Майя и Сергей растерянно затоптались в покачивании-рокк. Теперь им точно некуда деться. На авансцену выходить? Но носители голов двигались именно на авансцену. А внутри пирамиды активизировались Азазелло с Геллой и, такое впечатление, собирались заняться любовью в ритме танго.

– Может, сбоку останемся? Будем делать туда-сюда променад, – тихонько предложила Майя, как вдруг Мисюк, сделав «головоносам» знак остановиться, с изумлением уставился на танцоров:

– А вы что здесь делаете?

Ресницы Майи беспомощно дрогнули.

– Нет, это не пойдет, – отмахнулся от них Мисюк. – Танго не будет. Вообще не будет, во всем спектакле. Снимаем всю эту муру. Все время на заднем плане будут двигаться мальчики с головами наших вождей. Вася! Выкинь эту кретинскую музыку. Найдем что-то более темповое, ну, «Кумпарситу», что ли.

Майя вцепилась в руку Сергея, останавливая его рывок к великому человеку:

– Перестань! Пошли отсюда, быстро!

Мисюк вприщур посмотрел на разгоревшееся лицо Сергея и вдруг дружески улыбнулся:

– Да ладно, малыш, какие проблемы? Такова жизнь в нашем бизнесе. Но ваше время и силы я оплачу, не волнуйтесь.
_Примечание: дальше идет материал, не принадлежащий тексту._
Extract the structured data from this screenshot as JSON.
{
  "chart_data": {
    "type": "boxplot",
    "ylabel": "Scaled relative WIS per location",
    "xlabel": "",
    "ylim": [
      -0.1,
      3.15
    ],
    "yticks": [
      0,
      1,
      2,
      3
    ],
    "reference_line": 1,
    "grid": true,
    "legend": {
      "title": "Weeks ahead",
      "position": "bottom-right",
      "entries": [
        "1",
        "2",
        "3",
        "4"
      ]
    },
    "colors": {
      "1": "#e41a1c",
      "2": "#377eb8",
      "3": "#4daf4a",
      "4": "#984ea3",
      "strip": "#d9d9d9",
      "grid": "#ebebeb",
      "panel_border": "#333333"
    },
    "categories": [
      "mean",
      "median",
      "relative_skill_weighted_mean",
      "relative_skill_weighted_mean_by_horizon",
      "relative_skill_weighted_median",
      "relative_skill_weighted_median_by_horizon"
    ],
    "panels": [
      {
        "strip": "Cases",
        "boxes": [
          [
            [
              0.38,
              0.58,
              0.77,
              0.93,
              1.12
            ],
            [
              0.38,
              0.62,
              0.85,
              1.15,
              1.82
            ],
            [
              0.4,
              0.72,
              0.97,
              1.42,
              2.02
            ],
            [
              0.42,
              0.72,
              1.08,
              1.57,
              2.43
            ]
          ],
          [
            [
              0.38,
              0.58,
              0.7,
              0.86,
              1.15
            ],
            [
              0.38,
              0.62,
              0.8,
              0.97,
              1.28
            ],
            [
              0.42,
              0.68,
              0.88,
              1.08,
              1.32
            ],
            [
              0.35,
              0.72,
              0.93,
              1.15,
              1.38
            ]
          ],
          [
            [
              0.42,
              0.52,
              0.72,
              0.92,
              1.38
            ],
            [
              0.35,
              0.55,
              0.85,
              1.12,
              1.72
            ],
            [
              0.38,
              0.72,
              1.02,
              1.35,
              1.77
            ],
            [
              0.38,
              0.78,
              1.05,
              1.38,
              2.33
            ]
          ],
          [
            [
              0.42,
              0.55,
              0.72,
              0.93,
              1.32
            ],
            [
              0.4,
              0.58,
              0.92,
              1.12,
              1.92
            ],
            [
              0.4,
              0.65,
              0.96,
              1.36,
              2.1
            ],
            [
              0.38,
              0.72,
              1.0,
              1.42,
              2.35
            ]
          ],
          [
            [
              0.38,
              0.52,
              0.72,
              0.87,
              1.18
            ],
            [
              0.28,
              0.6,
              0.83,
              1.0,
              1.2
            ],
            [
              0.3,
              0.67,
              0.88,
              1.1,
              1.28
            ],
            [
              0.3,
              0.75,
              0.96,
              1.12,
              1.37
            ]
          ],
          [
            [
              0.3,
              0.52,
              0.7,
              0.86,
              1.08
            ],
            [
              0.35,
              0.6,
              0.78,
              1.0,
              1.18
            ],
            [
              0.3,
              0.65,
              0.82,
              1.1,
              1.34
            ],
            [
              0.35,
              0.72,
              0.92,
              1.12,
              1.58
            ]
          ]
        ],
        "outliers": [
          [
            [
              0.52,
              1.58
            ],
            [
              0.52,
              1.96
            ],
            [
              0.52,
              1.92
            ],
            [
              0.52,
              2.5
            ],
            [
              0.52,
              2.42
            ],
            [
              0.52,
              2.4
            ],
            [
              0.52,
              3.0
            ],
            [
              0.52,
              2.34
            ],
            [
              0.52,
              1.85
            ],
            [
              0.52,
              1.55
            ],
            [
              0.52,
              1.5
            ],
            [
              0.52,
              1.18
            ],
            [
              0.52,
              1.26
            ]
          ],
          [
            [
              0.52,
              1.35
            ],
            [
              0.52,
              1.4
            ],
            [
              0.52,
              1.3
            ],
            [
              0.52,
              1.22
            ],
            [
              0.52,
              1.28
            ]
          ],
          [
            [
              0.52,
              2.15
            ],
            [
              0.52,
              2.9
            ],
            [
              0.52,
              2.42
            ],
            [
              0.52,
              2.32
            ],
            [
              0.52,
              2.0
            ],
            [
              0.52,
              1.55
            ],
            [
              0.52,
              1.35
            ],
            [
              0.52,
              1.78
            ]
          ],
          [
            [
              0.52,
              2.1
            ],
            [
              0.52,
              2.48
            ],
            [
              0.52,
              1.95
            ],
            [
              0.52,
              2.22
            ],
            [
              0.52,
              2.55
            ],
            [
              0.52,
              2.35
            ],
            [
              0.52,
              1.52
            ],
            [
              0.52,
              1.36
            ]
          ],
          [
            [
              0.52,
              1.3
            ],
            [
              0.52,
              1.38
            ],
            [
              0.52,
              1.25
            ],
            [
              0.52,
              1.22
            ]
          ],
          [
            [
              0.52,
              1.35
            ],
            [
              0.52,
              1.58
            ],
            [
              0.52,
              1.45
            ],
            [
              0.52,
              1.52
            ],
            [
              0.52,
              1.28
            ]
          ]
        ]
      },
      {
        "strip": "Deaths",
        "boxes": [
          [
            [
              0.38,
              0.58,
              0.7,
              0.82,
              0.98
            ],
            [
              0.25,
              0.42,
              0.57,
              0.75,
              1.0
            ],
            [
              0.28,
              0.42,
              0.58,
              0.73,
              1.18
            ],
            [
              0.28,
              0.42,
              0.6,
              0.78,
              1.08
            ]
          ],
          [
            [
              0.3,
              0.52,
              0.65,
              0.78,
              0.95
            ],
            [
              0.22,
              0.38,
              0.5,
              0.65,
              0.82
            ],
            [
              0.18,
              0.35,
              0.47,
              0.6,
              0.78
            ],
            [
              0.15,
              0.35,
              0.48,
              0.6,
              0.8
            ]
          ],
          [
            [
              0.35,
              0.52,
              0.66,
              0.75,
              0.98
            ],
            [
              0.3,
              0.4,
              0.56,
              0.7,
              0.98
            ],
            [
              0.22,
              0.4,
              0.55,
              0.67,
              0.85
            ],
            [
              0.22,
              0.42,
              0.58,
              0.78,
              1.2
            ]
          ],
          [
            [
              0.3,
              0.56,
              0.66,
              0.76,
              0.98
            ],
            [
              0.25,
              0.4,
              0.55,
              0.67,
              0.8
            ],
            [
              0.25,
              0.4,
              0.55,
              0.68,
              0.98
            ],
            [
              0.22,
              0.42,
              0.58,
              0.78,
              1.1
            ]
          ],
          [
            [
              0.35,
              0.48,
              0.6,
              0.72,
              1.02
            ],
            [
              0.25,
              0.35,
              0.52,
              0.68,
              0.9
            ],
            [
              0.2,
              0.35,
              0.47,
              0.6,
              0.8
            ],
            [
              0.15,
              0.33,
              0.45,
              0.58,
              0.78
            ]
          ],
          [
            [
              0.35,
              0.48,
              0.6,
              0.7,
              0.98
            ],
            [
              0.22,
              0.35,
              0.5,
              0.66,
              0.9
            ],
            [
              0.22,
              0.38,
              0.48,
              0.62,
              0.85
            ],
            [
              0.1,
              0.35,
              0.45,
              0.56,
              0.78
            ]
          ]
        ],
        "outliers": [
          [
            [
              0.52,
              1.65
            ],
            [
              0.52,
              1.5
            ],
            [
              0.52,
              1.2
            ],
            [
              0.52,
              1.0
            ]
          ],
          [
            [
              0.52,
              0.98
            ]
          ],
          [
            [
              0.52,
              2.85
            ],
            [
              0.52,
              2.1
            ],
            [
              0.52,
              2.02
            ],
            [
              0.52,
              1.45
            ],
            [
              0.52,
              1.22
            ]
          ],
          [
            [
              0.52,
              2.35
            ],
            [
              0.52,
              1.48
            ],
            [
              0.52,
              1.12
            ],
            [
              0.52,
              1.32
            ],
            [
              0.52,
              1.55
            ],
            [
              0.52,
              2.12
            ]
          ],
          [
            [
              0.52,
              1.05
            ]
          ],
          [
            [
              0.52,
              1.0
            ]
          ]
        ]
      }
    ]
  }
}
Он сунул руку в карман тесноватых джинсов и вынул оттуда зелененькую бумажку. Держа кончиками пальцев, повертел ее перед Сергеем:

– Пока хватит?

Это были сто долларов.

Не слабо!

Майя молча отвернулась, словно не замечая купюру, и пошла за кулисы, где на стульях была свалена их одежда. Сергей вроде бы тоже отвернулся, но Мисюк успел поймать его за руку. Сережа попытался высвободиться, но тут случилось, как ему впоследствии казалось, чудо: зеленая бумажка сама вползла ему в ладонь.

«Почему он сказал – пока хватит? Что значит – пока, ведь мы не будем выступать?» – подумал Сергей, но спросить было не у кого: Мисюк уже вернулся к актерам, а Майя переодевалась, еле дыша от злости и не обращая внимания на работяг сцены, которые, онемев от восхищения, наблюдали этот стремительный стриптиз.

Когда Майя в таком состоянии, ее лучше не трогать – это Сергей знал по опыту. И он тоже начал торопливо стаскивать тесноватый фрак, думая, что сто долларов – это как раз та сумма, которая ему нужна на новые ботинки для стандарта.

Хотя нет, ничего не выйдет. Заплатили-то ведь им с Майей вместе, не ему одному!

Из дневника Федора Ромадина, 1779 год

15 декабря, Рим

Я вдруг подумал: что было бы, когда б картины на один и тот же библейский сюжет – например, «Поклонение волхвов» – враз написали Микеланджело, Рафаэль, Леонардо и Корреджо? Получились бы невыносимо разные творения, если бы даже все фигуры расположились в заранее условленном порядке и были облачены в одинаковые одеяния.

Ведь все зависит от особой манеры мастера говорить одни и те же вещи. Наконец-то я понял, что такое стиль в живописи! Это приемы, которые позволяют вызвать в душе зрителя то или иное впечатление: светотень, рисунок и колорит. Выбор красок, способ наложения их кистью, распределение теней, проработка мелочей – все это работает на стиль.

Удастся ли мне добиться собственного стиля моих картин? Не одного лишь сюжета, который тронул бы воображение: я пока и этого не нашел, так, развлекаюсь, малюю пейзажи! – но создать запоминающийся образ себя, как бы незримо стоящего у полотна, вернее, за ним. Ведь стиль, кроме всего прочего, – это ощущение присутствия того или иного человека: созидателя, разрушителя, молящегося, влюбленного в жизнь…

Позади офортов Серджио стоит человек обреченный.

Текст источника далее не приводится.